If you can only change the regex, then the one you got from your link should work:
/^((?!REGULAR_EXPRESSION_HERE).)*$/
The reason your inverted regex isn't working is because of the '^' inside the negative lookahead:
/^((?!^[ab].).)*$/
^ # WRONG
Maybe it's different in vim, but in every regex flavor I'm familiar with, the caret matches the beginning of the string (or the beginning of a line in multiline mode). But I think that was just a typo in the blog entry.
You also need to take into account the semantics of the regex tool you're using. For example, in Perl, this is true:
"abc" =~ /[ab]./
But in Java, this isn't:
"abc".matches("[ab].")
That's because the regex passed to the matches() method is implicitly anchored at both ends (i.e., /^[ab].$/).
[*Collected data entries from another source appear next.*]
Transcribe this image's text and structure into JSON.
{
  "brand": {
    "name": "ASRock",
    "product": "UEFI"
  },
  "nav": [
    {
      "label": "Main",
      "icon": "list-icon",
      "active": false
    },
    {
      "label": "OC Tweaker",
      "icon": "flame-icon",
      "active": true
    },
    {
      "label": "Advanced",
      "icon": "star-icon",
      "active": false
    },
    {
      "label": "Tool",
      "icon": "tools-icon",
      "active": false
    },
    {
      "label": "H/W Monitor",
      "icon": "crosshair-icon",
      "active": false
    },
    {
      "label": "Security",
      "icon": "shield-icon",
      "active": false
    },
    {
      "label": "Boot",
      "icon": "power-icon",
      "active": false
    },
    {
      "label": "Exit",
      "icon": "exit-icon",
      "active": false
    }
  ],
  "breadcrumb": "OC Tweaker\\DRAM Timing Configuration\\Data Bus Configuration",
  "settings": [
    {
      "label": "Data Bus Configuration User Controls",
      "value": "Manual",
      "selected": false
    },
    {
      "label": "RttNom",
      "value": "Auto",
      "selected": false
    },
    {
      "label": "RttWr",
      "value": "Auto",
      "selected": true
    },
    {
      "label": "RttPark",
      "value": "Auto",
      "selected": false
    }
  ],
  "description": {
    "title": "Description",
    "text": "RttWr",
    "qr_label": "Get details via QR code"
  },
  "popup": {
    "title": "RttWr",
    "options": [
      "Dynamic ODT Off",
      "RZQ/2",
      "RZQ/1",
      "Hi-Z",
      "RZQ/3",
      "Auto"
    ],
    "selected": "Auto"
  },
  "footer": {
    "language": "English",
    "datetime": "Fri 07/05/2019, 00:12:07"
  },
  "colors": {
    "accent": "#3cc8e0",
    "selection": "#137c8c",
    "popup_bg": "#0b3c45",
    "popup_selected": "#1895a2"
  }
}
Taking the more common, Perl semantics, /[ab]./ means the target string contains a sequence consisting of an 'a' or 'b' followed by at least one (non-line separator) character. In other words, at ANY point, the condition is TRUE. The inverse of that statement is, at EVERY point the condition is FALSE. That means, before you consume each character, you perform a negative lookahead to confirm that the character isn't the beginning of a matching sequence:
(?![ab].).
And you have to examine every character, so the regex has to be anchored at both ends:
/^(?:(?![ab].).)*$/
That's the general idea, but I don't think it's possible to invert every regex--not when the original regexes can include positive and negative lookarounds, reluctant and possessive quantifiers, and who-knows-what.
You can invert the character set by writing a ^ at the start ([^…]). So the opposite expression of [ab] (match either a or b) is [^ab] (match neither a nor b).
But the more complex your expression gets, the more complex is the complementary expression too. An example:
You want to match the literal foo. An expression, that does match anything else but a string that contains foo would have to match either
any string that’s shorter than foo (^.{0,2}$), or
any three characters long string that’s not foo (^([^f]..|f[^o].|fo[^o])$), or
any longer string that does not contain foo.
All together this may work:
^[^fo]*(f+($|[^o]|o($|[^fo]*)))*$
But note: This does only apply to foo.
You can also do this (in python) by using re.split, and splitting based on your regular expression, thus returning all the parts that don't match the regex, how to find the converse of a regex
In perl you can anti-match with $string !~ /regex/;.
With grep, you can use --invert-match or -v.
Java Regexps have an interesting way of doing this (can test here) where you can create a greedy optional match for the string you want, and then match data after it. If the greedy match fails, it's optional so it doesn't matter, if it succeeds, it needs some extra data to match the second expression and so fails.
It looks counter-intuitive, but works.
Eg (foo)?+.+ matches bar, foox and xfoo but won't match foo (or an empty string).
It might be possible in other dialects, but couldn't get it to work myself (they seem more willing to backtrack if the second match fails?)